Almost all fuel-burning equipment, including gas turbines, converts all the sulfur contained in
the fuel to SO2. This makes SO2 a fuel problem rather than a problem associated with the
characteristics of the turbine. The only effective way to control SO2 is by limiting the amount of
sulfur contained in the fuel or by removing the SO2 from the exhaust gases by means of a wet
scrubbing process.

Emission control
The need to meet or surpass the emission standards set by federal, state, and local codes has
required industrial gas turbine manufacturers to develop cleaner-burning turbines. Dry emission
systems have been developed with lean-premix fuel injectors, special combustion technology,
and controls for reducing emissions of NOx and CO by creating lower maximum flame
temperatures and more complete oxidation of hydrocarbon fuels. All industrial gas turbine
manufactures have dry low emission products. The performance varies with the individual
product because of differences in combustor design.

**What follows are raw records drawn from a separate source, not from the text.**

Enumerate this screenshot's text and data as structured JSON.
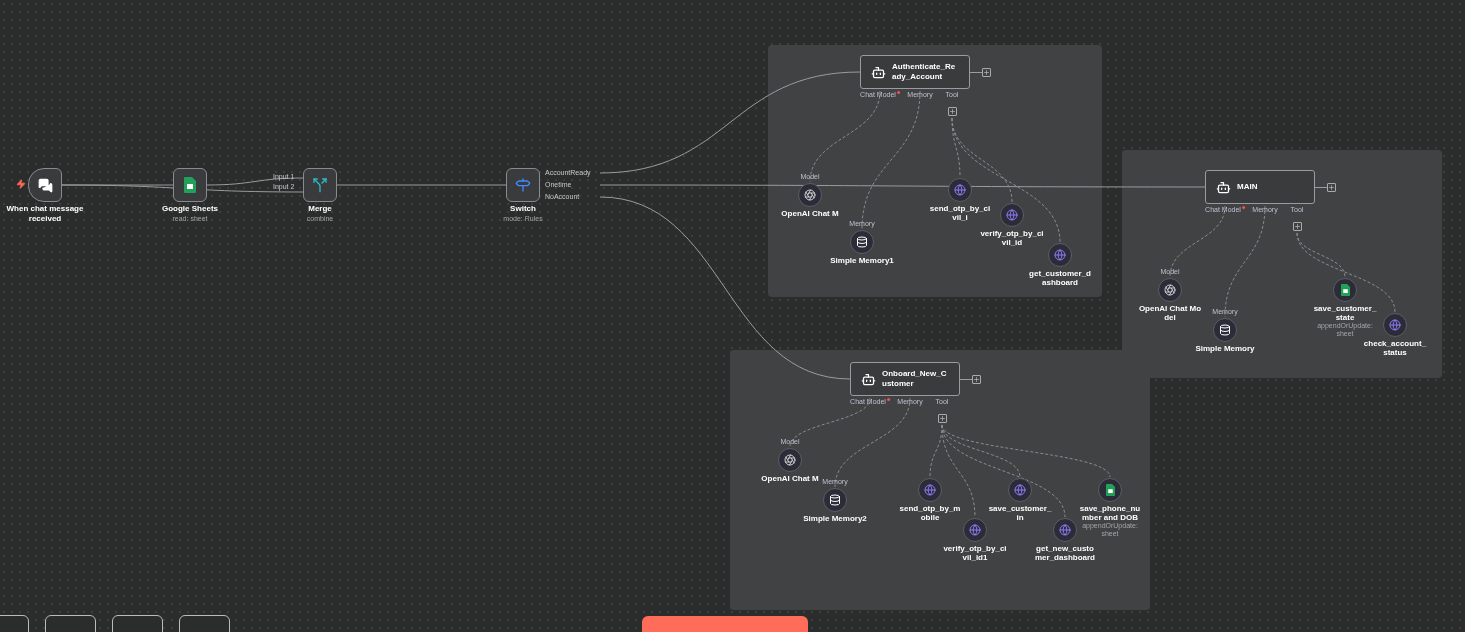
{
  "flow_nodes": [
    {
      "kind": "trigger",
      "label": "When chat message received"
    },
    {
      "kind": "sheets",
      "label": "Google Sheets",
      "subtitle": "read: sheet"
    },
    {
      "kind": "merge",
      "label": "Merge",
      "subtitle": "combine",
      "inputs": [
        "Input 1",
        "Input 2"
      ]
    },
    {
      "kind": "switch",
      "label": "Switch",
      "subtitle": "mode: Rules",
      "outputs": [
        "AccountReady",
        "Onetime",
        "NoAccount"
      ]
    }
  ],
  "groups": [
    {
      "agent": {
        "label": "Authenticate_Ready_Account",
        "ports": [
          {
            "label": "Chat Model",
            "required": true
          },
          {
            "label": "Memory",
            "required": false
          },
          {
            "label": "Tool",
            "required": false
          }
        ]
      },
      "tools": [
        {
          "kind": "model",
          "label": "OpenAI Chat M",
          "input_label": "Model"
        },
        {
          "kind": "memory",
          "label": "Simple Memory1",
          "input_label": "Memory"
        },
        {
          "kind": "http",
          "label": "send_otp_by_civil_i"
        },
        {
          "kind": "http",
          "label": "verify_otp_by_civil_id"
        },
        {
          "kind": "http",
          "label": "get_customer_dashboard"
        }
      ]
    },
    {
      "agent": {
        "label": "MAIN",
        "ports": [
          {
            "label": "Chat Model",
            "required": true
          },
          {
            "label": "Memory",
            "required": false
          },
          {
            "label": "Tool",
            "required": false
          }
        ]
      },
      "tools": [
        {
          "kind": "model",
          "label": "OpenAI Chat Model",
          "input_label": "Model"
        },
        {
          "kind": "memory",
          "label": "Simple Memory",
          "input_label": "Memory"
        },
        {
          "kind": "sheets",
          "label": "save_customer_state",
          "subtitle": "appendOrUpdate: sheet"
        },
        {
          "kind": "http",
          "label": "check_account_status"
        }
      ]
    },
    {
      "agent": {
        "label": "Onboard_New_Customer",
        "ports": [
          {
            "label": "Chat Model",
            "required": true
          },
          {
            "label": "Memory",
            "required": false
          },
          {
            "label": "Tool",
            "required": false
          }
        ]
      },
      "tools": [
        {
          "kind": "model",
          "label": "OpenAI Chat M",
          "input_label": "Model"
        },
        {
          "kind": "memory",
          "label": "Simple Memory2",
          "input_label": "Memory"
        },
        {
          "kind": "http",
          "label": "send_otp_by_mobile"
        },
        {
          "kind": "http",
          "label": "verify_otp_by_civil_id1"
        },
        {
          "kind": "http",
          "label": "save_customer_in"
        },
        {
          "kind": "http",
          "label": "get_new_customer_dashboard"
        },
        {
          "kind": "sheets",
          "label": "save_phone_number and DOB",
          "subtitle": "appendOrUpdate: sheet"
        }
      ]
    }
  ]
}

These lean-burn systems reduce the formation of NOx and CO to very low levels, thus making it
unnecessary to use expensive high-maintenance catalytic converters to eliminate NOx and CO
after they are formed. In extreme high-attainment areas, it may be necessary with some gas
turbines to use selective catalytic converters to further reduce the level of NOx and CO. The fuel
of choice for the gas turbine is clean dry natural gas, which produces the cleanest exhaust.

Exhaust heat
Gas turbines have most of the heat loss from the cycle going out the exhaust. This heat can be
recovered and used to increase the overall thermal efficiency of the fuel burned. The most
common method of exhaust heat use is in the production of steam.